We perpetuate this as a culture by passing judgements on whether or not another’s misfortune is worthy of pity on the grading curve of misery. We unnecessarily pit our troubles against one another as if who is worthy of compassion at any given time is a competition. 


I believe we can hold space for all of it. “I’ve got it bad but they’ve got it worse” can certainly be a mechanism to temporarily feel better about your problems but it too often prevents you from dealing with them. Instead we can acknowledge that our problems are different but they still impact our lives. If I lose my arm I can still acknowledge your pain in losing your finger. 


So much of what we’ve had to sacrifice over the past year is the mundane. It’s going to the grocery store on a whim and taking your time. It’s running into a friend on the sidewalk and giving them a hug. It’s the passing conversations at the office. It’s grabbing takeout and not being nervous about the line. It’s the mundane, not the big moments, that really define our lives. 

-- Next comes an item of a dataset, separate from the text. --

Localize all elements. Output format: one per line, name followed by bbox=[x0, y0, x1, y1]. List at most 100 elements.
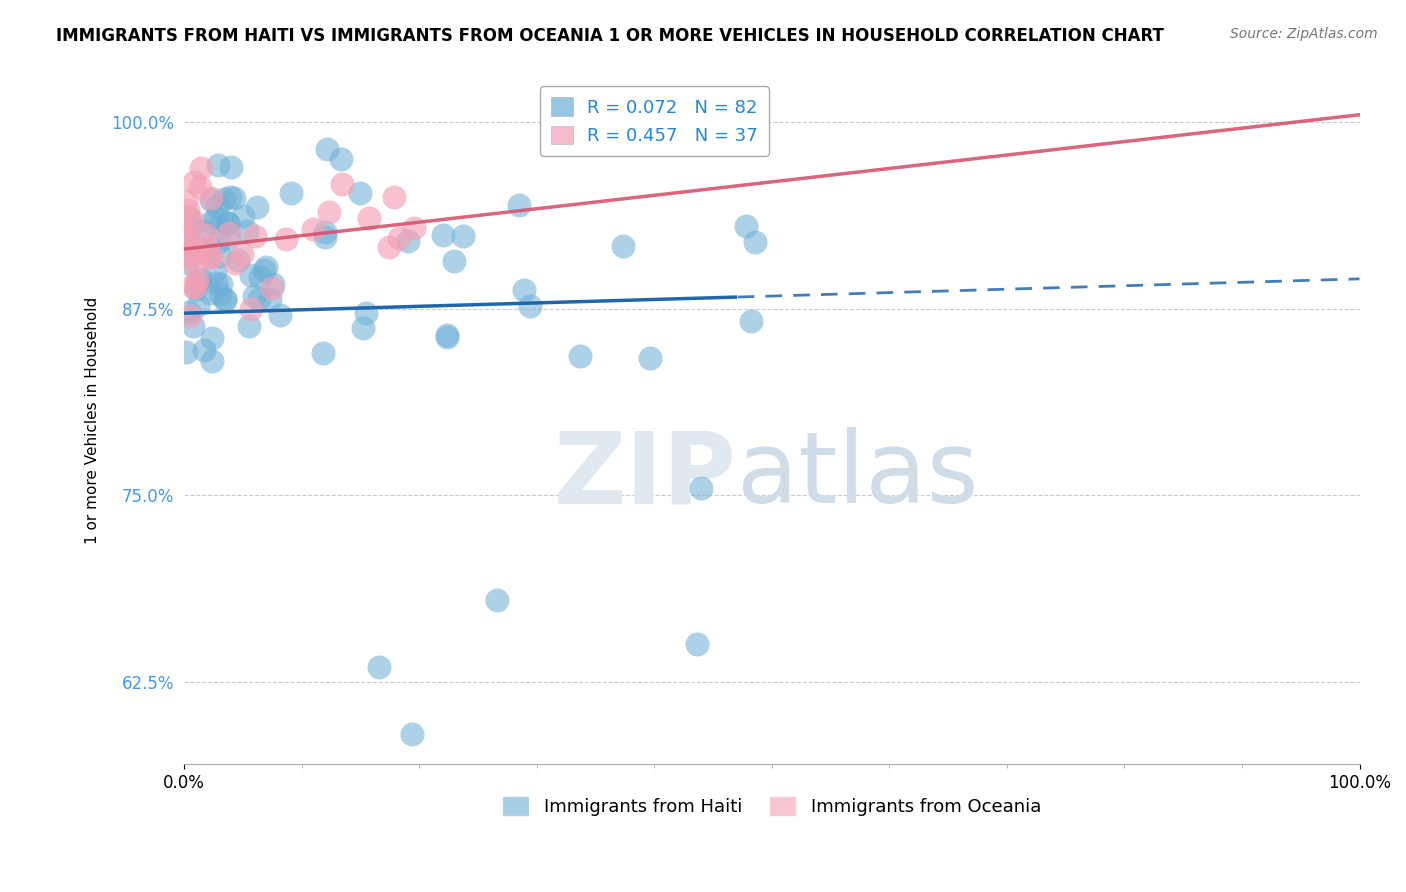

Any one of those singular events taken away is no great loss, but the dozens of those moments, that you maybe don’t even take stock of because they are so routine, that happen any given week on an ongoing basis are. You can and should be there for those around you that have lost loved ones or have had their lives turned upside down. But you can and should also be there for yourself without guilt or reservation even if you haven’t.